Aux termes de conclusions notifiées le 24 octobre 2022, la société MATMUT demande au tribunal de :
- lui DONNER ACTE de ce qu’elle n’a en aucun cas contesté le droit à indemnisation du requérant
- ENTÉRINER les conclusions du Docteur [Z]
- ÉVALUER l’entier préjudice de Monsieur [I] [J] en déclarant satisfactoires les offres d’indemnisation suivantes :
-D.S.A. : Rejet
-Honoraires d’assistance : 840,00 €
-DFT : 1.839,30 €
-SE : 5.400,00 €
-DFP : 7.750,00 € sous Réserve
-PGPA : Rejet
-ATP : 1.568,00 €
-IP : 10.000,00 € Sous Réserve
-PET : Rejet
-PEP : 2.000,00 €
-PA : Rejet
- REJETER la demande de doublement des intérêts légaux
- RETRANCHER le recours des tiers-payeurs des postes de préjudice sur lesquels ils doivent s’imputer,
- TENIR COMPTE de la provision de 2.000,00 € déjà versée à Monsieur [J]
- le DÉBOUTER de ses prétentions contraires ou plus amples
- DIRE n’y avoir lieu à exécution provisoire et déclarer commune et opposable à l’organisme social appelé en cause, la décision à intervenir
- REFUSER de faire application de l’article 700 du CPC au profit de Monsieur [J]
- STATUER ce que de droit sur le sort des dépens qui seront distraits au profit de la Société LESCUDIER & ASSOCIÉS, Avocat en la cause, qui y a pourvu (articles 696 et 699 du CPC).

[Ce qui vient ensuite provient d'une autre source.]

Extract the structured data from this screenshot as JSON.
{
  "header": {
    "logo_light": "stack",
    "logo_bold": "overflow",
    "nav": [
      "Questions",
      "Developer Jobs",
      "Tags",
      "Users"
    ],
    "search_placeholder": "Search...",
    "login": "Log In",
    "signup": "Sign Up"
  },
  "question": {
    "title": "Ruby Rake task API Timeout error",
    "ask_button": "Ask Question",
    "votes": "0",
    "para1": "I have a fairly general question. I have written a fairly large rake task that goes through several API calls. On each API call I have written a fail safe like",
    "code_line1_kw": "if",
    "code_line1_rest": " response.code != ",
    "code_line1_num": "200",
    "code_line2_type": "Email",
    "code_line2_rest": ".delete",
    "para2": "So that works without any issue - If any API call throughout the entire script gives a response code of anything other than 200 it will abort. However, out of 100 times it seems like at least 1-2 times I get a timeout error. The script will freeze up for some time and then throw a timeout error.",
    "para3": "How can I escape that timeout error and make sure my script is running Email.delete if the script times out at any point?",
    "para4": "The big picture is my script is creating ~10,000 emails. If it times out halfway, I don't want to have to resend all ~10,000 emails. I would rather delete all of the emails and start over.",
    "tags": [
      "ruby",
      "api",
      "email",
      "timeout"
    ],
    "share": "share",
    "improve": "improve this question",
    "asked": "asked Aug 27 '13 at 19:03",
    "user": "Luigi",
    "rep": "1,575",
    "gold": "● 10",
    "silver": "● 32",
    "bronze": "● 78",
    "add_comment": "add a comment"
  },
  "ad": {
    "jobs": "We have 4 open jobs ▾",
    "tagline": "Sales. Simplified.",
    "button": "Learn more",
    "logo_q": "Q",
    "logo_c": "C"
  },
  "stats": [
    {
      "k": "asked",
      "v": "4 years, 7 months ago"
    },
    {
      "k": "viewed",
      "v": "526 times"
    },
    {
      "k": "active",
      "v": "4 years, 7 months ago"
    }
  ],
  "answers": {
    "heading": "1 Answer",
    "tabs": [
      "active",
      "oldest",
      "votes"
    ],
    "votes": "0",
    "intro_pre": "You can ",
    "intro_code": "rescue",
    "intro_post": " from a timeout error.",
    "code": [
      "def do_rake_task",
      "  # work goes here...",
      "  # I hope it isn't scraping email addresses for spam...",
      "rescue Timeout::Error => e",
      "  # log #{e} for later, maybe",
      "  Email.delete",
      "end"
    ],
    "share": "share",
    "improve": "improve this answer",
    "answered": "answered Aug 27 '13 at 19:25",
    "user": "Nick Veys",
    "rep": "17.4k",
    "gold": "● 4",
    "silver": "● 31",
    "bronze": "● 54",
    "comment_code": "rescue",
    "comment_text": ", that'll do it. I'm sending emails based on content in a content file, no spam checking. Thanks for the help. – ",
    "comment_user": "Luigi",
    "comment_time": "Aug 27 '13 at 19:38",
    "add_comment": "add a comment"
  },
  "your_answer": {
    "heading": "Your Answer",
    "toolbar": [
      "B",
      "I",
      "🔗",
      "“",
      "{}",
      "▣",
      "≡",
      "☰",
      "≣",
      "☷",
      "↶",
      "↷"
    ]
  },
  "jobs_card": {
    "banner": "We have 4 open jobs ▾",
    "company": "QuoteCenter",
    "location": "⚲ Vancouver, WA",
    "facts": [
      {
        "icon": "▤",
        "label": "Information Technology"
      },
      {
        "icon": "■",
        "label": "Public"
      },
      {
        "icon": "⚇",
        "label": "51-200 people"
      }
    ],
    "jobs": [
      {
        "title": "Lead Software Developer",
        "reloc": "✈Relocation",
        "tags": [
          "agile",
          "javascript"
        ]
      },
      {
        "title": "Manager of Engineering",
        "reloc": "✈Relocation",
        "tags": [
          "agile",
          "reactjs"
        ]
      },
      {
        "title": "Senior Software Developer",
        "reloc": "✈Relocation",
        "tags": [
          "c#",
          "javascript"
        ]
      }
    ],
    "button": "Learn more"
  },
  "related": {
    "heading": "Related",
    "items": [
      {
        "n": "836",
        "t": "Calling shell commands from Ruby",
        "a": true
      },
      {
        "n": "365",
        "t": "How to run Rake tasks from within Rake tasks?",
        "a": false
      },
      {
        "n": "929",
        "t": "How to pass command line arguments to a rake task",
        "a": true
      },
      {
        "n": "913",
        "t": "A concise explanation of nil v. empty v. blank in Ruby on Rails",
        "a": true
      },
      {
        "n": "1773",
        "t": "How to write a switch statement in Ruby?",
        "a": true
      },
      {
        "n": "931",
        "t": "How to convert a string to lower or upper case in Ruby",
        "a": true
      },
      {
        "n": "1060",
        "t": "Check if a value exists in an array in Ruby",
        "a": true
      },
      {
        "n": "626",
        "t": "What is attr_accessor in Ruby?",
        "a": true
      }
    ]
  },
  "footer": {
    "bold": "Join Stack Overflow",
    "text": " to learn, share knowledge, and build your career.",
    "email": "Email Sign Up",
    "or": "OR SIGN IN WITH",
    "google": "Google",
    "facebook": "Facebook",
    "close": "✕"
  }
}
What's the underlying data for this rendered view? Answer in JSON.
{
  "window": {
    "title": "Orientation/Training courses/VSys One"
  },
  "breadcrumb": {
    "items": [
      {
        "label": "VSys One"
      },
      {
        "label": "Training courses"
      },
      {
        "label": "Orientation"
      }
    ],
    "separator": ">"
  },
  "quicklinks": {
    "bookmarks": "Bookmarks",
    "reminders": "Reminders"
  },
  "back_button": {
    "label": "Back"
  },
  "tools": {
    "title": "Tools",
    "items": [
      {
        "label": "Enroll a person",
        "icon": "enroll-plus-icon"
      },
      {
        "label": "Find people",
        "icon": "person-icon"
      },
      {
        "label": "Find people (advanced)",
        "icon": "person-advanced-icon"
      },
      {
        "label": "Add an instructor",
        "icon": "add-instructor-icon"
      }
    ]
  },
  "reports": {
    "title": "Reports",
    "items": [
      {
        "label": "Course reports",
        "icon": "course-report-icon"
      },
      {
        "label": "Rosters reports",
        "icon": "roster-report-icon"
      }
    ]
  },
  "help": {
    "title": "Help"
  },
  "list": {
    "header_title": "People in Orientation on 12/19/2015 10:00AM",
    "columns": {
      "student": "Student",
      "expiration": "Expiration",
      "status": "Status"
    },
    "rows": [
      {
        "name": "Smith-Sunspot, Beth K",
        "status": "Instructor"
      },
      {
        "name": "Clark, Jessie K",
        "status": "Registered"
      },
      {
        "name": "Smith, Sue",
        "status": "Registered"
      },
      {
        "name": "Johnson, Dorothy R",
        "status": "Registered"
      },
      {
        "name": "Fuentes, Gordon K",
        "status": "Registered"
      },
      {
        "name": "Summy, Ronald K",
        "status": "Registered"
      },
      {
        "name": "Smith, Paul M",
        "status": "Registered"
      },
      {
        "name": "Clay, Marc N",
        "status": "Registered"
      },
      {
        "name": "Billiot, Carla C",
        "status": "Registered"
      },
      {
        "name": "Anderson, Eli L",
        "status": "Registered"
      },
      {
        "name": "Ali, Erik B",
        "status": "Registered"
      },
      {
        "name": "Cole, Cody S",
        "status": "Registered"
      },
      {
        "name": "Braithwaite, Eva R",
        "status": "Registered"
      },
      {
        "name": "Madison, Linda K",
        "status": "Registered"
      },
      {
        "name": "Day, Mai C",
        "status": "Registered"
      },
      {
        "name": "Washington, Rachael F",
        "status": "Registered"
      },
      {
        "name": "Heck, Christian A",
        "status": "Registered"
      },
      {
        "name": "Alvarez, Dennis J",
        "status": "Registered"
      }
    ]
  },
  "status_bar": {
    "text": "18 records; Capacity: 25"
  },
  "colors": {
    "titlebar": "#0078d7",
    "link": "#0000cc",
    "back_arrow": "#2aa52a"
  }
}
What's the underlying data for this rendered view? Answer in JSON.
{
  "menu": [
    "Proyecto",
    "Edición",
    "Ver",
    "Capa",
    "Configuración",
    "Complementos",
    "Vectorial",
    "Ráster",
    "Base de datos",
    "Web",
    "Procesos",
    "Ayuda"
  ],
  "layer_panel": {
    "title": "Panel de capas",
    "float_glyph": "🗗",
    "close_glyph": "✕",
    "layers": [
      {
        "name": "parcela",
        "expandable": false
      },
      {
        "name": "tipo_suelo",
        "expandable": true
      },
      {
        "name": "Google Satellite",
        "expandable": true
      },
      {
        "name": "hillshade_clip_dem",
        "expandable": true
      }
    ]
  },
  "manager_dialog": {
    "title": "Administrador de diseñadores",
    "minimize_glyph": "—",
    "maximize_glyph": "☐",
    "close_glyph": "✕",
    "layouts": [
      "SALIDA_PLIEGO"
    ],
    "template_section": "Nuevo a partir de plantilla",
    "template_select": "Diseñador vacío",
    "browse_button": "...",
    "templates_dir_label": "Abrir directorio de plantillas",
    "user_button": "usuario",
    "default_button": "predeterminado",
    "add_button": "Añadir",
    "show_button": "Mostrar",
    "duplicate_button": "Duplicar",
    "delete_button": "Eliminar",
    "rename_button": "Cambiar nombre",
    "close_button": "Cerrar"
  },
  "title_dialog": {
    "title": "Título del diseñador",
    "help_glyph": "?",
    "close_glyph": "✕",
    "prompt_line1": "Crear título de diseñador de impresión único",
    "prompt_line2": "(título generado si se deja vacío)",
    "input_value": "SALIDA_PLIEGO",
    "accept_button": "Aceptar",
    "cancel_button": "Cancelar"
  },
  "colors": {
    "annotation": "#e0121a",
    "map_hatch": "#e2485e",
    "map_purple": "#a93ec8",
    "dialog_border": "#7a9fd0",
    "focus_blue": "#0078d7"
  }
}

En application de l’article 455 du code de procédure civile, il est renvoyé aux conclusions quant à l’exposé détaillé des prétentions et moyens.

L’ordonnance de clôture est intervenue le 23 janvier 2023.

L’affaire a été appelée à l’audience du 12 février 2024 et mise en délibéré au 25 mars 2024.

La CPAM des Bouches du Rhône, régulièrement assignée, n’ayant pas constitué avocat ; le présent jugement sera réputé contradictoire à l’égard de l’ensemble des parties.

MOTIFS DE LA DÉCISION

Sur le droit à indemnisation

En vertu des articles 1er et 4 de la loi du 5 juillet 1985, le conducteur d’un véhicule terrestre à moteur blessé dans un accident de la circulation a droit à l’indemnisation des dommages qu’il a subi sauf s’il est prouvé qu’il a commis une faute ayant contribué à la survenance de son préjudice.

En l’espèce, il ressort des éléments du débat que, le 28 octobre 2020, Monsieur [J] a été victime d’un accident de la circulation impliquant un véhicule assuré auprès de la société MATMUT.

Le droit à indemnisation de Monsieur [J] n’est pas contesté par la défenderesse et résulte tant des circonstances de l’accident que des articles 1er et 4 de la loi du 5 juillet 1985, aucune faute n’étant prouvée ni même alléguée à l’encontre de ce conducteur blessé par l’accident, seul élément susceptible d'affecter son droit à réparation indépendamment de toute faute de l'autre conducteur impliqué.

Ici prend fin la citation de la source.